Background
I'm modeling and predicting with the mlr3 package in R. I'm working with one big data set that consists out of test and train sets. Test and train sets are indicated by an indicator column (in code: test_or_train).
Goal
- Batch train all learners with the train rows indicated by the train_or_test column in the data set.
- Batch predict the rows designated by the 'test' in the test_or_train column with the respective trained learner.
Code
- Place holder data set with test-train indicator column. (In the actual data train-test split is not artifictial)
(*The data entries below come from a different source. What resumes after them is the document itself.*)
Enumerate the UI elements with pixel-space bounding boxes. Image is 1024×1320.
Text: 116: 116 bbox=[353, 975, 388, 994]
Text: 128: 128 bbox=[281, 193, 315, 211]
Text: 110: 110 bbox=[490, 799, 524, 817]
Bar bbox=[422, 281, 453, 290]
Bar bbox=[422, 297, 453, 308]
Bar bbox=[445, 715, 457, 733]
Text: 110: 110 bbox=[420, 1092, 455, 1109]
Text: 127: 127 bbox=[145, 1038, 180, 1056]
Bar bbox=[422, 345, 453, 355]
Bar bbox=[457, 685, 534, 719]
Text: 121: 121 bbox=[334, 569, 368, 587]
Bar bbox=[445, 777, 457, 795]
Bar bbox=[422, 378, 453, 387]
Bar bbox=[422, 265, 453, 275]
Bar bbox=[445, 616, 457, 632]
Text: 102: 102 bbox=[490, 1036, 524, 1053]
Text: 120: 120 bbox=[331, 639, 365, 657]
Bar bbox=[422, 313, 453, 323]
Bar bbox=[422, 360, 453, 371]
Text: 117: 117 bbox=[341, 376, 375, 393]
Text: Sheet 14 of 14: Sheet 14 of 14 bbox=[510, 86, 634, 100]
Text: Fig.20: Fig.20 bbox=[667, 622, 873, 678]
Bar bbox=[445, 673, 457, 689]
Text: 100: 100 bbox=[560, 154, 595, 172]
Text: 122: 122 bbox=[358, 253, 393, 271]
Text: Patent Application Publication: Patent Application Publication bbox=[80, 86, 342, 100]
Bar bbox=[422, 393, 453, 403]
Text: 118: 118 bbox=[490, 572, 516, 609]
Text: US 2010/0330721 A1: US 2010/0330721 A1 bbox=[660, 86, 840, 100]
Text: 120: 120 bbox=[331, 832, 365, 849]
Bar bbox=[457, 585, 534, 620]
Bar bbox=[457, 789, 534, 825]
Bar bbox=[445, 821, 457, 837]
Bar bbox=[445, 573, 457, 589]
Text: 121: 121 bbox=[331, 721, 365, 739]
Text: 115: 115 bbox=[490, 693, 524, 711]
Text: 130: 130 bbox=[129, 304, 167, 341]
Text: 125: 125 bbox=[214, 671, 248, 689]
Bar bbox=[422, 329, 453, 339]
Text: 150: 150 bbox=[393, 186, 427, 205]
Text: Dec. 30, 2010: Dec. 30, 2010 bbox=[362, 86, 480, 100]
- Two tasks (in the actual code tasks are distinct and there are more.)
library(readr)
library(mlr3)
library(mlr3learners)
library(mlr3pipelines)
library(reprex)
library(caret)
# Data
urlfile = 'https://raw.githubusercontent.com/shudras/office_data/master/office_data.csv'
data = read_csv(url(urlfile))[-1]
## Create artificial partition to test and train sets
art_part = createDataPartition(data$imdb_rating, list=FALSE)
train = data[art_part,]
test = data[-art_part,]
## Add test-train indicators
train$test_or_train = 'train'
test$test_or_train = 'test'
## Data set that I want to work / am working with
data = rbind(test, train)
# Create two tasks (Here the tasks are the same but in my data set they differ.)
task1 =
TaskRegr$new(
id = 'office1',
backend = data,
target = 'imdb_rating'
)
task2 =
TaskRegr$new(
id = 'office2',
backend = data,
target = 'imdb_rating'
)
# Model specification
graph =
po('scale') %>>%
lrn('regr.cv_glmnet',
id = 'rp',
alpha = 1,
family = 'gaussian'
)
# Learner creation
learner = GraphLearner$new(graph)
# Goal
## 1. Batch train all learners with the train rows indicated by the train_or_test column in the data set
## 2. Batch predict the rows designated by the 'test' in the test_or_train column with the respective trained learner
Created on 2020-06-22 by the reprex package (v0.3.0)
Note
I tried using benchmark_grid with row_ids to only train the learner with the train rows but this did not work and it was also not possible to work with the column designator with is much easier than with row indices. With the column test-train designator one can work with one rule (for the split) whereas working with the row indices only works as long as the tasks contain the same rows.
benchmark_grid(
tasks = list(task1, task2),
learners = learner,
row_ids = train_rows # Not an argument and not favorable to work with indices
)